Express Employment Professionals recently released state-level results from its Harris poll of unemployed Americans, revealing which states have more unemployed workers who have given up on finding a job.
Unemployed survey respondents were asked whether they agree with the statement, “I’ve completely given up on looking for a job.”
Among the 11 states that were oversampled in the survey, Illinois had the highest percentage of respondents who agreed that they had “completely given up.” In Illinois, 44 percent agreed, compared to 33 percent nationally. Ohio had the lowest percentage at 25 percent.
Agree/Do Not Agree that they have “completely given up on looking for a job.”
Even though many have given up, the unemployed still express a level of hopefulness. Respondents were also asked whether they agree with the statement, “I’m hopeful that I will find a job I really want in the next six months.”

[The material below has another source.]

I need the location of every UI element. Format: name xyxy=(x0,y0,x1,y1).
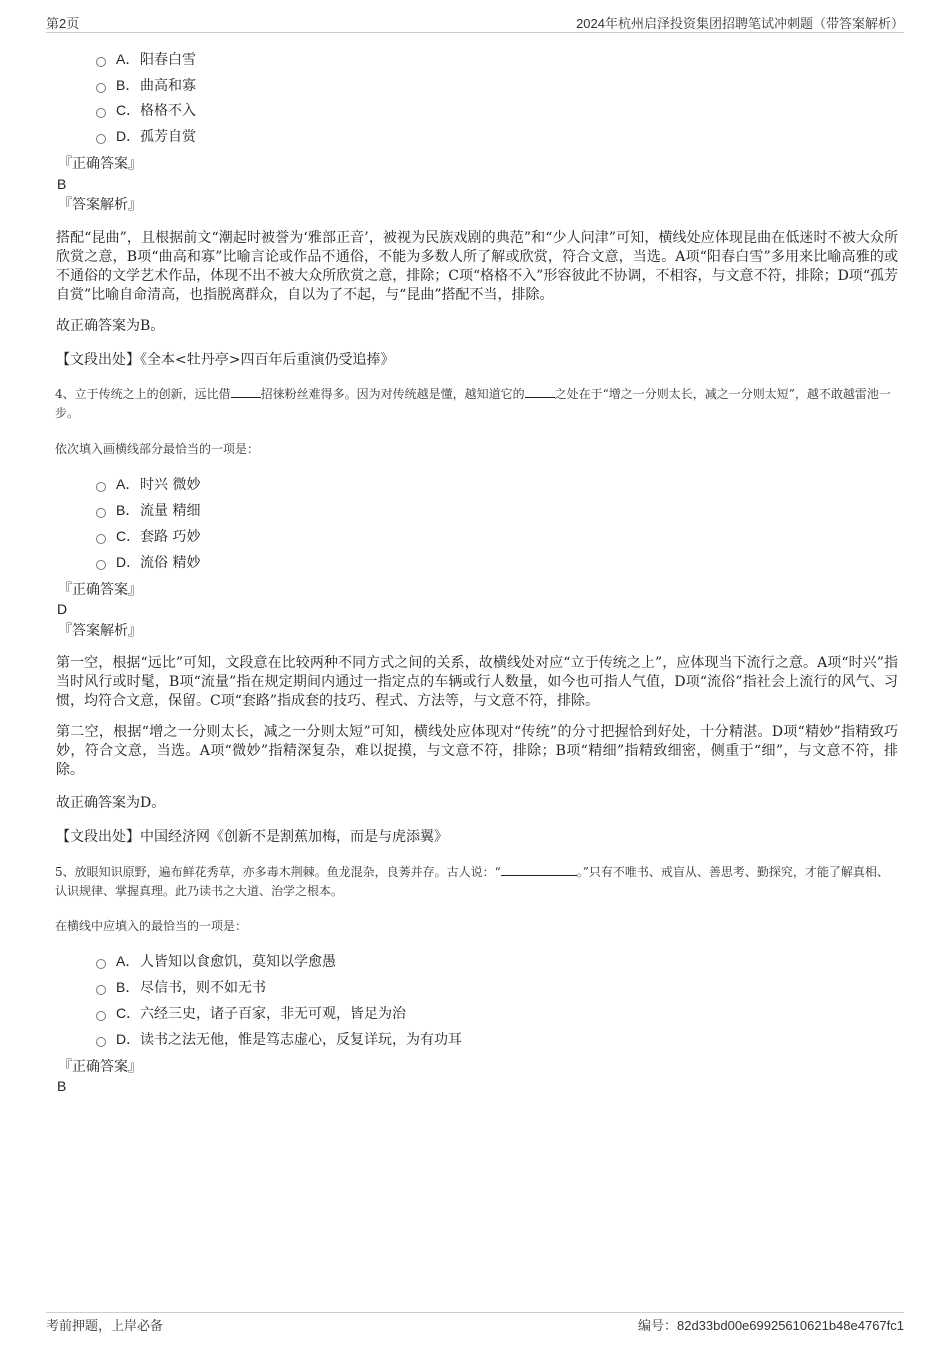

The unemployed in Oklahoma expressed the greatest level of hope, with 95 percent agreeing with the statement to some degree. Florida ranked last, with 74 percent expressing hopefulness.
Unemployment remains a chronic condition for many, though the average duration of unemployment varies from state to state. The unemployed in Oklahoma report being out of work for an average of 19.8 months, while the unemployed in Florida report 33.1 months. The national average is 23.5 months.
“America’s unemployment situation has improved dramatically from where we were just a few years ago, but there are still far too many Americans who are left out of the workforce and who have given up finding a job,” said Bob Funk, CEO of Express, and a former chairman of the Federal Reserve Bank of Kansas City. “The numbers vary from state to state, but a similar story exists in each: the unemployed, out of work for an average of two years, are torn between feelings of despair and hope.”
This study was conducted online by Harris Poll on behalf of Express Employment Professionals and included 1,500 U.S. adults aged 18 or older who are unemployed but capable of working (whether or not they receive unemployment compensation benefits). Excluded are those who are currently retired, choose to stay at home, or are unable to work due to long-term disability. The survey was conducted between March 14 to Aril 6, 2017. State-level oversampling was also conducted in California, New York, Florida, Texas, Ohio, Illinois, Georgia, Michigan, Pennsylvania, Oklahoma and Oregon.
Results were weighted as needed for age by gender, education, race/ethnicity, region and household income. Propensity score weighting was also used to adjust for respondents’ propensity to be online. Totals may not equal the sum of their individual components due to rounding. No estimates of theoretical sampling error can be calculated; a full methodology is available.